We haven’t had to move house for a long time. On purpose, because everyone knows how horrid moving house is. Well, we just did it again this month.

This move was horrid — still is actually as we’re trying to remodel the place we are moving in to as we move in to it. Long story. That, and saying goodbye to the lovely, fully remodeled house that has been our home for 8 years.

I can’t help but still notice how much easier, and less stressful things like this are when one is fully recovered. I remember a house move once before I was recovered, and it was stress on steroids. Partly because moving is stressful, but mostly because my stupid rules and rituals were all being pushed out of sync and I couldn’t mentally handle that, so I was trying to fit in jumping through all my silly eating disorder hoops and move house. It is incredible I managed it at all without having a nervous breakdown especially since I couldn’t just run to Wendy’s and grab food there at the end of a long day’s upheaval like I do now. (I might add, that I have eaten fast food or frozen pizza for every meal this past week and will probably continue to do so for a while – maybe the rest of the year – and I couldn’t give fewer fucks about it.)

So it went like this. I would get up around 3am and start packing and doing the things I needed to do super early so I could still go to the gym when it opened at 6am and spend all morning there and then come home and still do my hour long dog walk on top of that and still be back in time for when we were supposed to be loading trucks and moving stuff. And of course I would work out extra hard on those days just anticipating that someone might suggest we get fast food due to the lack of kitchen. Despite that, when some smart and normal person would do the normal thing for when one is moving house and suggest fast food, I would still say no and insist on eating something I had made and stored the day before — usually something I had saved in a tupperware and carried along with me. So everyone else would enjoy pizza or burgers and beer after a day of upheaval and I would be sitting there eating something cold and tasteless that had been sitting in my rucksack in the footwell of the car for a day. And of course no beer because beer has calories.

I love beer.

And then there is the first night in the new house, where I wouldn’t sleep because I was fretting about going for a run in the morning on new territory. What if I didn’t run the “normal” distance?
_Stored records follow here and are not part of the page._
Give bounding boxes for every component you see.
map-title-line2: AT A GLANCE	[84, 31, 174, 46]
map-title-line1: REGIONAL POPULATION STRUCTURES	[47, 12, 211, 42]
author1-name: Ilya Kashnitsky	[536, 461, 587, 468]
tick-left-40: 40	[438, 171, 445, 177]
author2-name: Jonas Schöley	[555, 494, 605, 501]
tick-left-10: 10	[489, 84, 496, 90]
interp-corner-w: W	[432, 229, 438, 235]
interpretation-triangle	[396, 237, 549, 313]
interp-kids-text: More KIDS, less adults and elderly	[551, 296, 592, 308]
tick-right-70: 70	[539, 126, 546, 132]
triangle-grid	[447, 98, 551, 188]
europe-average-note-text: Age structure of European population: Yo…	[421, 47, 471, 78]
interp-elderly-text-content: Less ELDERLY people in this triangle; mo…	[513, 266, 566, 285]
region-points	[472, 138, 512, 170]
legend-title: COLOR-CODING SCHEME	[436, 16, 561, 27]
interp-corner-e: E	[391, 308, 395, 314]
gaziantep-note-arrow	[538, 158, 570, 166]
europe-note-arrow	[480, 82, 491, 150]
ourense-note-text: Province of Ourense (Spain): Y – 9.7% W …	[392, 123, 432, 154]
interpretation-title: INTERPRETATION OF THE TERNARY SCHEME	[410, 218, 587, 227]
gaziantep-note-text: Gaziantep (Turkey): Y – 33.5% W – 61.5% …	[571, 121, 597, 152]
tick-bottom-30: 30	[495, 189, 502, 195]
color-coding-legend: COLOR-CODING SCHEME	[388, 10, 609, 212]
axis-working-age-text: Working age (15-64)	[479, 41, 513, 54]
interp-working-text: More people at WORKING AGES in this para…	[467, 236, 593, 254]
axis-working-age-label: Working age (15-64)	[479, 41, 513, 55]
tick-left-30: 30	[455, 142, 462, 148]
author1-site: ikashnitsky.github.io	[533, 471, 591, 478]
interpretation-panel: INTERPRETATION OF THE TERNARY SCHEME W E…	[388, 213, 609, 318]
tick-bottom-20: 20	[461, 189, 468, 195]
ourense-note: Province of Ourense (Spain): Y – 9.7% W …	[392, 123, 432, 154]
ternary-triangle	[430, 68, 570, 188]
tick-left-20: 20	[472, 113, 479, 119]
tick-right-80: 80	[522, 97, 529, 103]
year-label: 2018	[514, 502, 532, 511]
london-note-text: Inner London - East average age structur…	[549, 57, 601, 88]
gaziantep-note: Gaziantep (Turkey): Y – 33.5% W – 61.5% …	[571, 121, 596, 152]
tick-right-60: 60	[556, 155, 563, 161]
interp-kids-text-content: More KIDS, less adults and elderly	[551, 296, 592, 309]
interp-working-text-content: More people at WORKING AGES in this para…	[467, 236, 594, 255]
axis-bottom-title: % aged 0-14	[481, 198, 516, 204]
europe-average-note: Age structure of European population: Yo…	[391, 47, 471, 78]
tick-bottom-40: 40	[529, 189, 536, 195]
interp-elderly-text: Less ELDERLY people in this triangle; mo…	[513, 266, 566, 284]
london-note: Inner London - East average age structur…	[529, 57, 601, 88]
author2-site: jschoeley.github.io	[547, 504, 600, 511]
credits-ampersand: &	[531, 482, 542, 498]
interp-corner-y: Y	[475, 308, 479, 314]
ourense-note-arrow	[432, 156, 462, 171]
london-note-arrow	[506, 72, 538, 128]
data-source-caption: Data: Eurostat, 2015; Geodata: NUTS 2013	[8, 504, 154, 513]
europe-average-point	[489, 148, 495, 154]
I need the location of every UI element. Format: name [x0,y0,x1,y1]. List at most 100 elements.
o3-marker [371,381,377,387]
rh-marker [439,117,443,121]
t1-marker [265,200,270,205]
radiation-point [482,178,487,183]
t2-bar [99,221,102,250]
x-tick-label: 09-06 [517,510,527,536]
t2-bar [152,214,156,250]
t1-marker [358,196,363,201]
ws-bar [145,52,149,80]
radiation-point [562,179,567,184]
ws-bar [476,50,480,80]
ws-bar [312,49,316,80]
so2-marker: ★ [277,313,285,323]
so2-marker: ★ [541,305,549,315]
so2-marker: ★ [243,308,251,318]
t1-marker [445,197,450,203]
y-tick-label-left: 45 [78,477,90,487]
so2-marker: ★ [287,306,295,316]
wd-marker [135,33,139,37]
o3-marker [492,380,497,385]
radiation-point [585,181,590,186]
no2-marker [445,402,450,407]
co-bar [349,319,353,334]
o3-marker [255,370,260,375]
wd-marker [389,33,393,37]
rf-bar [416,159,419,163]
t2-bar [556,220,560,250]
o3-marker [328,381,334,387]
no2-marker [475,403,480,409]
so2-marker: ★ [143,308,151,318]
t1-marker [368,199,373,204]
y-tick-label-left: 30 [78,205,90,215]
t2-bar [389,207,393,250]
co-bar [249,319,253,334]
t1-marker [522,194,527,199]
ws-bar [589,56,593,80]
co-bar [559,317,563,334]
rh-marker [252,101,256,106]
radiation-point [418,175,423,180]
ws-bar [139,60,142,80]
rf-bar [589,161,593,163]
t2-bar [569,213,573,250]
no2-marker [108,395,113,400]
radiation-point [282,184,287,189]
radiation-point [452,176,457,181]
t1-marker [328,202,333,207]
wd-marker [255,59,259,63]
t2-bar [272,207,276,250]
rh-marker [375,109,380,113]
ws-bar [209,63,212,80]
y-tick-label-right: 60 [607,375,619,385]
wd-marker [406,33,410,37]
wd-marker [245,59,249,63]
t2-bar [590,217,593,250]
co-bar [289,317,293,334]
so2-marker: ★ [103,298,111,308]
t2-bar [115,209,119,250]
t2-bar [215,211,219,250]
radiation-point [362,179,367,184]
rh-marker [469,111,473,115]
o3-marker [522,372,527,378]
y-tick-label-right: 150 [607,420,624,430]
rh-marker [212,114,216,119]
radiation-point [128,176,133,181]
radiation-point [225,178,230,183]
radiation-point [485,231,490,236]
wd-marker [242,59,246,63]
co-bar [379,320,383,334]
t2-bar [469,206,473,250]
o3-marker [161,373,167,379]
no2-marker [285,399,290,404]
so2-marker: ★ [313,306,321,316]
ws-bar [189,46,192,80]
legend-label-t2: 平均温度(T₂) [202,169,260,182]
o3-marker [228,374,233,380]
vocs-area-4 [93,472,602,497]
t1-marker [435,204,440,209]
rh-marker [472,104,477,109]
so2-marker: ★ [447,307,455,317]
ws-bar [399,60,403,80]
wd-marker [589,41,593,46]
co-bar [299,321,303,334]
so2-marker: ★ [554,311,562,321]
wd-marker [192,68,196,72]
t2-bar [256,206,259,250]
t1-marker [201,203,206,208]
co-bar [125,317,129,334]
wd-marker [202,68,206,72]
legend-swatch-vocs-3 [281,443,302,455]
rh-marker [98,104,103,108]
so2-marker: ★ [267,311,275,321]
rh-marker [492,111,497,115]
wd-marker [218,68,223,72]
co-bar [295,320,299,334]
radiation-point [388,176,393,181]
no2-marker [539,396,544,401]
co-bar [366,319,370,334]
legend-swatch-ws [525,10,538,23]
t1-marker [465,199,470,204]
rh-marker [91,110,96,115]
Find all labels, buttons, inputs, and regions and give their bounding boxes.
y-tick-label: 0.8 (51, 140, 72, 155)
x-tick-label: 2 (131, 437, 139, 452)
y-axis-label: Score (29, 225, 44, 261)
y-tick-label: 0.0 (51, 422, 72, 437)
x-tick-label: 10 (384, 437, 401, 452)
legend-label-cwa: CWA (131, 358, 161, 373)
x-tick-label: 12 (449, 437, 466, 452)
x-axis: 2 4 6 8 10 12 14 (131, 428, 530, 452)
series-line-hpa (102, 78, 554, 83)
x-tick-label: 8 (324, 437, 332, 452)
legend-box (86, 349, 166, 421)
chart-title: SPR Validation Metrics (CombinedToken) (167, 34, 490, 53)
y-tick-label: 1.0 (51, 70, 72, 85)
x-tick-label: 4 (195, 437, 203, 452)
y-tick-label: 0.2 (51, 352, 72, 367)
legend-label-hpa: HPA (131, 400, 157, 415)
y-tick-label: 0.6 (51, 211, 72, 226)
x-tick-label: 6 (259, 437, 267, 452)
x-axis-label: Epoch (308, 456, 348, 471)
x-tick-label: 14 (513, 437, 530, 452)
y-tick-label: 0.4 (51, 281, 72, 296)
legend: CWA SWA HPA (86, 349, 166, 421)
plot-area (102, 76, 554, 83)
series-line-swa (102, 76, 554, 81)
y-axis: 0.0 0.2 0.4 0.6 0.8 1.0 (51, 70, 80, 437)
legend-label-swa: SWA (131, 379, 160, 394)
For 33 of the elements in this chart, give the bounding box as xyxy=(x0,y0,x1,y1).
What if I didn’t know what route was comparable to my usual one? Most people would be thinking about unpacking boxes and sorting the wi-fi, but I would lie awake worrying about getting my morning run in, and the fact that I didn’t yet have a gym membership.
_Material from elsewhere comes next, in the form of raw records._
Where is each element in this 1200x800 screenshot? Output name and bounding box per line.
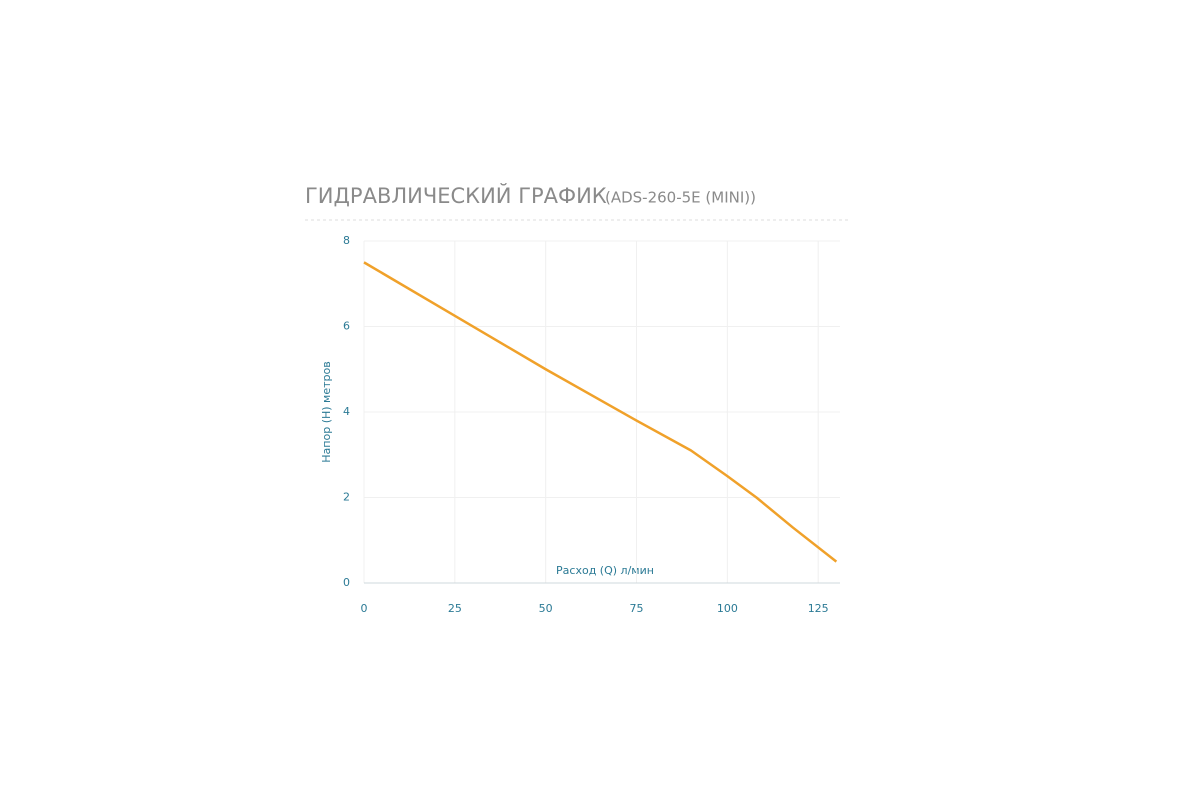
x-tick-label: 75 — [630, 602, 644, 615]
line-series — [363, 261, 838, 563]
y-tick-label: 0 — [343, 576, 350, 589]
y-tick-label: 8 — [343, 234, 350, 247]
x-axis-label: Расход (Q) л/мин — [556, 564, 654, 577]
y-axis-label: Напор (H) метров — [320, 361, 333, 462]
x-tick-label: 100 — [717, 602, 738, 615]
chart-subtitle: (ADS-260-5E (MINI)) — [605, 189, 756, 207]
x-tick-label: 50 — [539, 602, 553, 615]
y-tick-label: 4 — [343, 405, 350, 418]
y-tick-label: 2 — [343, 491, 350, 504]
x-tick-label: 25 — [448, 602, 462, 615]
x-tick-label: 125 — [808, 602, 829, 615]
y-tick-label: 6 — [343, 320, 350, 333]
x-tick-label: 0 — [361, 602, 368, 615]
chart-title: ГИДРАВЛИЧЕСКИЙ ГРАФИК — [305, 183, 607, 208]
I would also make it a million more times stressful buy insisting on trying to move all my hoarded frozen food with me. Half-pieces of bread, frozen mini-portions of my safe food. And that would add a rush on moving stuff out of my old freezer into the new one that most people really would not worry about. You know what I did will all the odds and ends in our freezer this time — I binned them. But before? No … I would have saved them and insisted that every last item was transported before it had time to defrost. Partly because I had that anorexia food hoarding thing going on, and partly because I had that anorexia money-saving-frugality-can’t-throw-anything-away-as-it-cost-money thing going on.
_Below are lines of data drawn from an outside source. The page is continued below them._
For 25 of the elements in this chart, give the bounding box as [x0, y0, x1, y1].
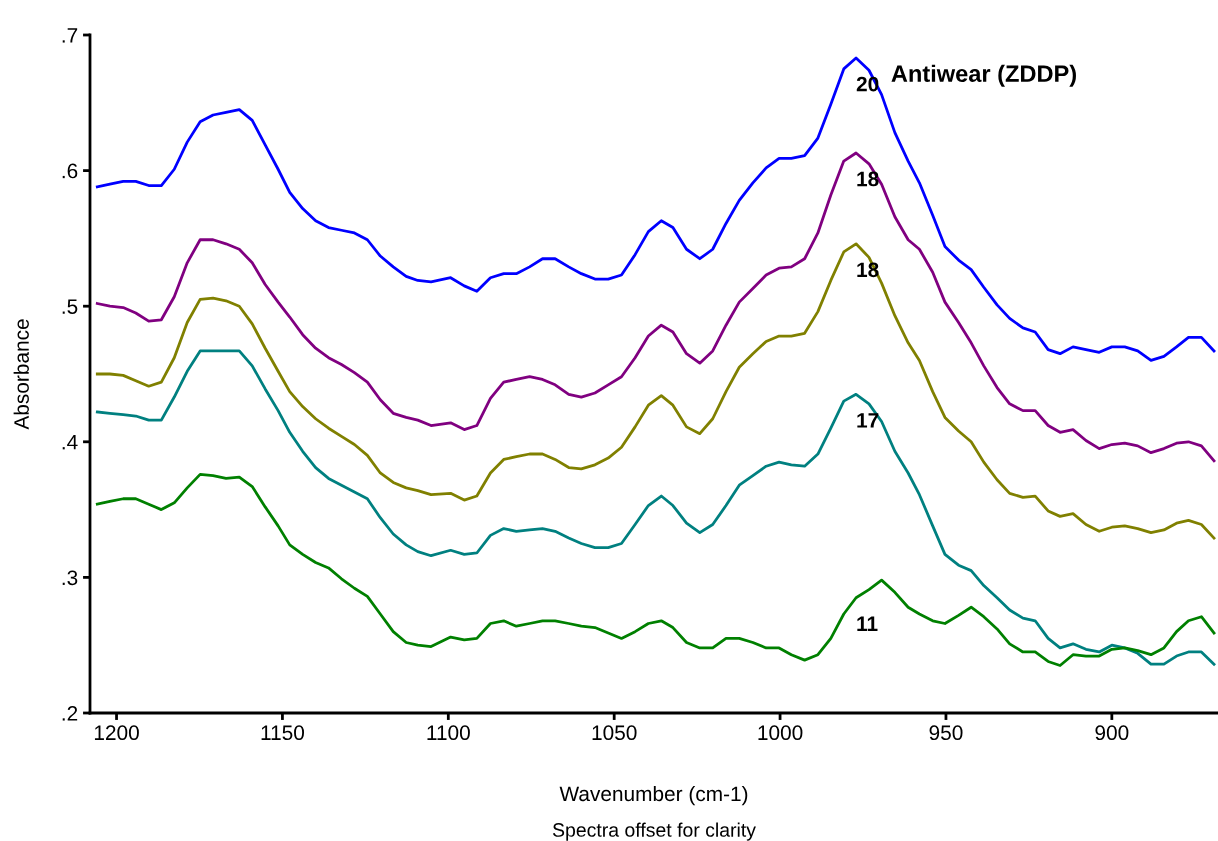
- y-tick-label: .7: [62, 28, 78, 43]
- x-tick-label: 950: [929, 725, 963, 741]
- line-series: [95, 242, 1216, 540]
- series-label: 17: [857, 413, 879, 428]
- line-series: [95, 151, 1216, 463]
- line-series: [95, 56, 1216, 362]
- line-series: [95, 472, 1216, 667]
- x-tick-label: 1200: [94, 725, 139, 741]
- text: Spectra offset for clarity: [552, 822, 756, 841]
- x-tick-label: 1000: [758, 725, 803, 741]
- line-series: [95, 349, 1216, 666]
- x-tick-label: 900: [1095, 725, 1129, 741]
- y-tick-label: .5: [62, 299, 78, 314]
- annotation: Antiwear (ZDDP): [891, 64, 1076, 87]
- series-label: 11: [857, 616, 878, 631]
- y-tick-label: .2: [62, 706, 78, 721]
- y-tick-label: .4: [62, 435, 78, 450]
- series-label: 18: [857, 171, 879, 187]
- y-axis-title: Absorbance: [13, 319, 29, 430]
- y-tick-label: .6: [62, 163, 78, 179]
- x-tick-label: 1050: [592, 725, 637, 741]
- x-tick-label: 1150: [261, 725, 305, 741]
- x-tick-label: 1100: [427, 725, 470, 741]
- y-tick-label: .3: [62, 570, 78, 586]
- x-axis-title: Wavenumber (cm-1): [559, 785, 748, 806]
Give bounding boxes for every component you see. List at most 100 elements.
Some of these things, such as worrying over how to save the freezer odds and ends, are so insignificant seeming that they are hard to describe. But they all add another layer of complexity to already complicated situations that most people are oblivious to. It is like I had this additional level of things to work out and think about in my head related to food and movement plastered onto any given life situation. And because nobody else could see it, I didn’t have anyone to talk about it and help troubleshoot. That additional layer of stress was my guilty secret because I was always trying to convince the outside world that I didn’t have an eating disorder.

Then there is the mental availability and flexibility. I am able now to be available to actually be helpful to other people, such as my husband. Things like a sudden text “are you able to go in to the bank and them them X,” I can say yes to, whereas before you could guarantee I would have said I couldn’t because I was “busy doing something.” I was always busy doing something, usually movement or obsessively doing whatever it was on my rigid pre-planned daily schedule. I had no mental flexibility. I couldn’t fit helping others out into my busy day-to-day without it being a major stressor for me. Something like taking the time out to go and sit in the bank manager’s office would have caused me huge anxiety. Now, not the case. I can mentally be available and flexible, and I think that makes a whole lot of difference to my husband.

My new house is a construction site. All my possessions are in boxes and can’t get unpacked anyway until the construction is done, which will be months. But who cares? I’m happy and mostly I am happy because I am not hangry on top of everything else. And because my brain is not filled with worrying about food and exercise. I get up, I eat whatever is going, and the additional mental capacity I have due to not overthinking food means I am more present to make real decisions and handle what is actually happening. I can focus on the important stuff because my head isn’t filled with ED-OCD crap.

So while moving is still bollocks. It isn’t nearly half as bollocks as it is when I had an eating disorder.